Which is just another way of saying "a wizard did it." Unless there's a canon reference dis-establishing matter-energy equivalence--which DIRECTLY establishes this equivalence can only be realized by annihilation--then the point stands.
If you wish to resort to draconian descriptions of 'a wizard did it', then go right ahead.
Keeping in mind the fact that we are in technological infancy today and SF operates on an entirely different angle (which also breaks numerous things we established to this day), making a preposterous claim that YOU know better and what we will be capable of doing in 200 years ... well, that's just downright arrogant and not really worth contemplating.
So stop begging the question: IS there another way of converting matter into energy, or do you just assume there is a way because you think you saw something on Voyager that kinda seems like there is?
Actually, I interpret on-screen evidence as a given with what was previously established and I don't draw things from a non-canonical book.
Other than the thousands of factors I've already mentioned, plus the fact that in DS9 "Babel" it is explicitly shown that Cardassian replicators use a raw material feed into the machinery itself to be reorganized instead of piping it from a holding tank via waveguides as in Starfleet replicators.
And by 'factors', you mean, drawing from our own limited scientific knowledge of the early 21st century when compared to the late 24th century science and knowledge?
That's laughable.
As for Cardassian replicators ... we saw on numerous occasions liquids and various forms of raw matter getting into several ship systems when they were damaged (and the malfunctions affected the entire station in that episode). Also point remains that those are Cardassian issue replicators built on a mining station decades before SF set foot on it.
Cardassian tech was repeatedly stated to be inferior to SF's.
And as I've already explained, it isn't energy intensive the way matter-energy conversions are energy intensive. You might as well be suggesting that fuel cell cars are powered by fusion reactors just because they use hydrogen as fuel.

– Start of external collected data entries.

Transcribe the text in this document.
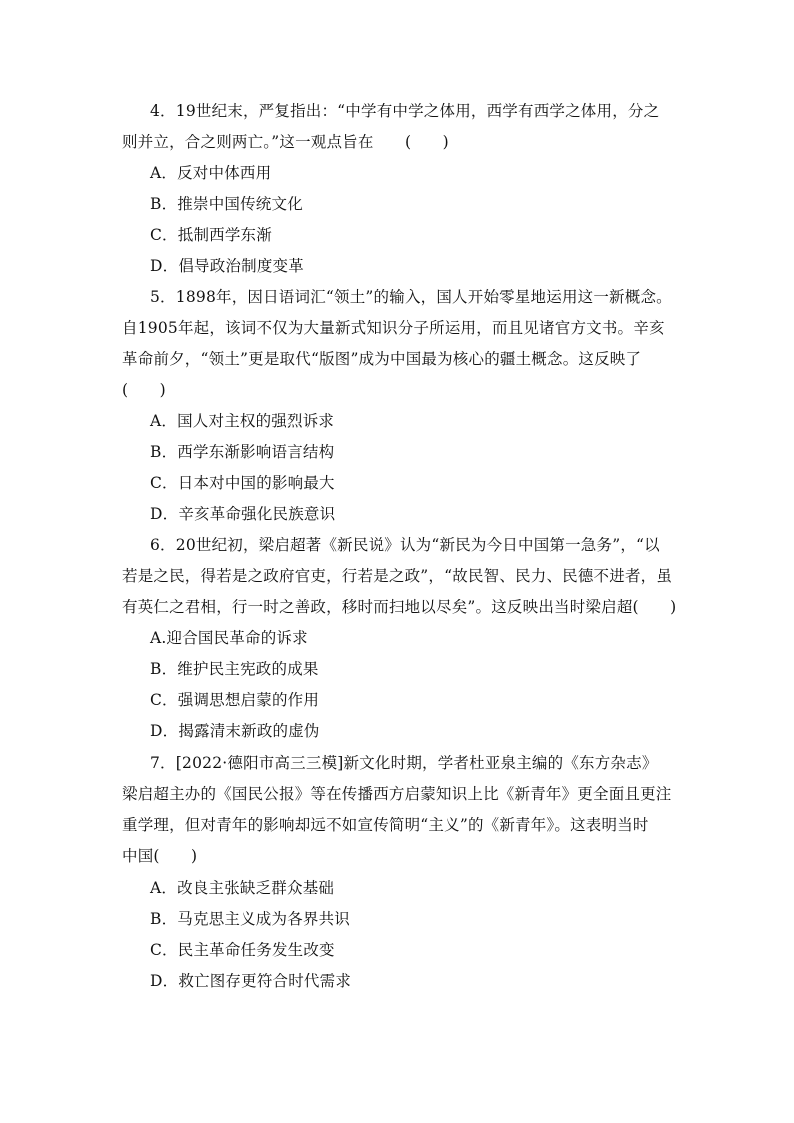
4．19世纪末，严复指出：“中学有中学之体用，西学有西学之体用，分之
则并立，合之则两亡。”这一观点旨在　　(　　)
A．反对中体西用
B．推崇中国传统文化
C．抵制西学东渐
D．倡导政治制度变革
5．1898年，因日语词汇“领土”的输入，国人开始零星地运用这一新概念。
自1905年起，该词不仅为大量新式知识分子所运用，而且见诸官方文书。辛亥
革命前夕，“领土”更是取代“版图”成为中国最为核心的疆土概念。这反映了
(　　)
A．国人对主权的强烈诉求
B．西学东渐影响语言结构
C．日本对中国的影响最大
D．辛亥革命强化民族意识
6．20世纪初，梁启超著《新民说》认为“新民为今日中国第一急务”，“以
若是之民，得若是之政府官吏，行若是之政”，“故民智、民力、民德不进者，虽
有英仁之君相，行一时之善政，移时而扫地以尽矣”。这反映出当时梁启超(　　)
A.迎合国民革命的诉求
B．维护民主宪政的成果
C．强调思想启蒙的作用
D．揭露清末新政的虚伪
7．[2022·德阳市高三三模]新文化时期，学者杜亚泉主编的《东方杂志》
梁启超主办的《国民公报》等在传播西方启蒙知识上比《新青年》更全面且更注
重学理，但对青年的影响却远不如宣传简明“主义”的《新青年》。这表明当时
中国(　　)
A．改良主张缺乏群众基础
B．马克思主义成为各界共识
C．民主革命任务发生改变
D．救亡图存更符合时代需求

I'm hardly suggesting anything ... you are the one focusing on comparisons between warp cores and cars ... when one is nothing alike the other.
What about it? We don't know what it's made of, whether it's a physical structure or a highly sophisticated holographic material. If it's the latter, then it does the same job as conventional deflector shields only with half the energy and twice the effect.
Oh I definitely concede the possibility that it's a highly sophisticated holographic technology, and yet, when we see the armor opening for the torpedoes, it's not a simple fading de-materializing effect, it's also physically opening.
It behaves nothing like holograms for one thing, and I would imagine it would have to be physical structure (and the effect it had in protecting the ship from Borg weapons was far higher than mere 'twice as much').
You wouldn't. Unfortunately, what you're forgetting is that, if you can't store that much matter, then BY DEFINITION, you cannot store that much energy either. You can always store more matter than you can store energy. In fact, you can store ALOT more matter than you can store energy, several orders of magnitude in fact.
Again drawing conclusions based on contemporary understanding of it.
How do you know SF hasn't discovered a way to store equal amounts of energy and matter ... or storing/producing much MORE energy than matter (which would make sense if they are converting it into matter).
So the Endgame Batman Armor would have to be something requiring relatively small amounts of energy or else it would be a wasted effort (and even Janeway's little shuttlecraft is capable of using it, so this is a given). We at least know that holograms are sufficiently energy-cheap that they can be generated and sustained even with main power disabled, so a highly coherent solid hologram (essentially, a forcefield shaped into a solid plate) would fit the bill nicely.
Not necessarily ... Voyager never engaged the Warp engines to begin with, and Admiral Janeway came from 26 years into the future, where technological discoveries could have been enormous by comparison (since it's a timeline in which Voyager came back from the DQ filled with all kinds of techs, and not to mention the various knowledge SF acquired in the earlier years from more powerful races that would be deciphered in a more meaningful capacity around that alternate future era).
Thereby producing more energy than five hundred warp cores literally out of nowhere. Which, again, is another way of saying "A wizard did it."
Of course, since 90% of what happens on Voyager fits that general definition, this isn't surprising.
Your chosen interpretation of the show, which I respect, but of course do not acknowledge.
I also thought that DS9 was sub-par compared to other Trek shows (but that's just personal taste).
Using anything resembling real science, it would threaten them very much in the SHORT term too.
'Real science' (or rather what it established) was revised as time went on.
Some rules were outright broken, others were bent.
To NOT keep in mind this kind of aspect on a far larger scale (especially when talking about the Feds and all of the factors involved) is just plain small-minded.
I keep an open mind to the possibility that replicators are merely re-arranging raw matter into new materials, but given everything that was shown on-screen to be done by SF ships to begin with ... to discard direct energy to matter transformation would be short sighted.